'so i'd like to know where you got the notion'
petunia
::29 sep 2005 :: 11:18pm
just when things were settling down at school – the kids were getting used to me, i was really beginning to know and understand and enjoy them- one of my students came to me this morning near tears. she thrust her program (schedule) and told me she wasn't in my class anymore. sure enough, the new program had her listed in a double period class with the other english teacher. she continued to wail that 'everyone else' (ie, the rest of the students in her mainstreamed inclusion class) has been switched, too. no one had talked to me about any changes, so I had no idea what was going on and set out to find out. i finally tracked down an administrator –the man who recruited me, actually – and his eyes widened in surprise when I told him what was going on. not because of the actual program changes but because no one –my assistant principal in particular- never came to me to tell me –or any of the other affected teachers- what was going on.

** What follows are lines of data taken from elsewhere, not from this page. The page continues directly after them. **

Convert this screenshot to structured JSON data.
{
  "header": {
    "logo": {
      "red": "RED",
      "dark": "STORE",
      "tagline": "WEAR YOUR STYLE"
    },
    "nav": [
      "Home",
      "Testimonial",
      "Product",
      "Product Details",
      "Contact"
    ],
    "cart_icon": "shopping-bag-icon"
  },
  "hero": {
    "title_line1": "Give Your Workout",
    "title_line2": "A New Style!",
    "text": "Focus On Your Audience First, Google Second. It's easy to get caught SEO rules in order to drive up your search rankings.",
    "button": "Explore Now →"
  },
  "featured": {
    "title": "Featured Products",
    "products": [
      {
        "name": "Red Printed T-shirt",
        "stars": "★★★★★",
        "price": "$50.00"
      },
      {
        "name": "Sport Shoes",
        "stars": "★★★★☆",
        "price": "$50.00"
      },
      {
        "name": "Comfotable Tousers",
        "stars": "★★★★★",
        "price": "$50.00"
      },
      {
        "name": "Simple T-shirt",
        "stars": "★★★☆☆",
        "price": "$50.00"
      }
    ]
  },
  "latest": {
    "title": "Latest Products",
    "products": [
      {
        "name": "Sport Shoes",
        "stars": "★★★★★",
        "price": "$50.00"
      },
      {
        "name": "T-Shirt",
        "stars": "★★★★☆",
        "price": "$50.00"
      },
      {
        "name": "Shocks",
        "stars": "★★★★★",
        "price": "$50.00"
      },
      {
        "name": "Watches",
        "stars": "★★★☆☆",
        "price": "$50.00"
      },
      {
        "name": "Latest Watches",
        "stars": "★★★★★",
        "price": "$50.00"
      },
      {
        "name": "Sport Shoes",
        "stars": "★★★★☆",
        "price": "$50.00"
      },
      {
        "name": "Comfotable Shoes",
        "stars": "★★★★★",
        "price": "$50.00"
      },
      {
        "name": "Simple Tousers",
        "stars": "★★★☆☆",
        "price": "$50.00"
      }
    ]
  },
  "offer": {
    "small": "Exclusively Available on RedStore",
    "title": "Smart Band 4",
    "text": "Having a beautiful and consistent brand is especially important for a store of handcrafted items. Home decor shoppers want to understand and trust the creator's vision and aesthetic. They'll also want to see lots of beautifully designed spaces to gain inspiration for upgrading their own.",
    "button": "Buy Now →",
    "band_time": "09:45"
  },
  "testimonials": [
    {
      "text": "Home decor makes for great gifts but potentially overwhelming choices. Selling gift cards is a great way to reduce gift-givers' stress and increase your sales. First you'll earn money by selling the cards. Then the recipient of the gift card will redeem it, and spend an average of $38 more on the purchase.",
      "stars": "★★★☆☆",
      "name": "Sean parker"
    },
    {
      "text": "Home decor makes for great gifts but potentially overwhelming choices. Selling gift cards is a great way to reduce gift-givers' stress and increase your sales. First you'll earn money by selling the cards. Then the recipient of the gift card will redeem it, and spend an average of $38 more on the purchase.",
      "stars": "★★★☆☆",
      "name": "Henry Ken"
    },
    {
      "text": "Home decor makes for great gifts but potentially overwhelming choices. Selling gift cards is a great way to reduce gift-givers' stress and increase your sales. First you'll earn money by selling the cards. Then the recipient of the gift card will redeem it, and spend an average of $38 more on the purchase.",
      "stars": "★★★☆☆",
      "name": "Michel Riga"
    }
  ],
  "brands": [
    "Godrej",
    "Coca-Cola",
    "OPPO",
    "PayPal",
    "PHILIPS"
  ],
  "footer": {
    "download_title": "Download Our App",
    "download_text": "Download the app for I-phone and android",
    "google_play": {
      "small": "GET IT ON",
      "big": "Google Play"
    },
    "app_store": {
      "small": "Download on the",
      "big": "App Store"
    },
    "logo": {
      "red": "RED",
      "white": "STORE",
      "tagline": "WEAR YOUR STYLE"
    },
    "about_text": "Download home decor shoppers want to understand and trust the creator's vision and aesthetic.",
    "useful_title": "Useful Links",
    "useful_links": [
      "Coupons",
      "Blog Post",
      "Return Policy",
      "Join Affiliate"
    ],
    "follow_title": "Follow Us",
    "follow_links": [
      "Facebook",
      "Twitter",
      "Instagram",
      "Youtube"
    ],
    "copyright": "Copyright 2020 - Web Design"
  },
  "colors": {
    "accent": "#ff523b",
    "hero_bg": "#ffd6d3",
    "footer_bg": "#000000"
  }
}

apparently, the decision was made (by whom? no one will take accountability for it) that since many of my special ed kids had not passed the english regents yet, they would be better off in a class with a teacher with more regents experience. i see this logic, but am so frustrated with this system, where all of a sudden i lose a double period of 20 kids i have come to see as 'mine', to be replaced by 2 single periods of kids who are strangers to me. and if it's that jarring for me, what about the kids themselves? the whole situation is —— up, and i am irate that no one bothered to inform any teachers of this and we wound up learning about the changes through the students.
i've already grown to love my ragtag group of kids and resent that they're being pulled from my room. i am a good teacher and know that I could prepare them for the regents. it broke my heart to have a bunch of them swarm around me during the class change, upset about the change and heartbroken that they wouldn't be able to do their skits in class today (we are doing a TV-talk-show-type-reunion-special that takes place 5 years after the end of the book we just read). they looked to me for solace and answers, but i had none. that's an awful way to feel.
at my old school if something like this had even threatened to happen, i'd be in the office lodging a formal complaint and rallying my colleagues to help fight a bad decision, but here i barely know which is end is up sometimes. my dad keeps telling me as newbie it's not a good idea to rock the boat, but what if i really, really think it needs rocking?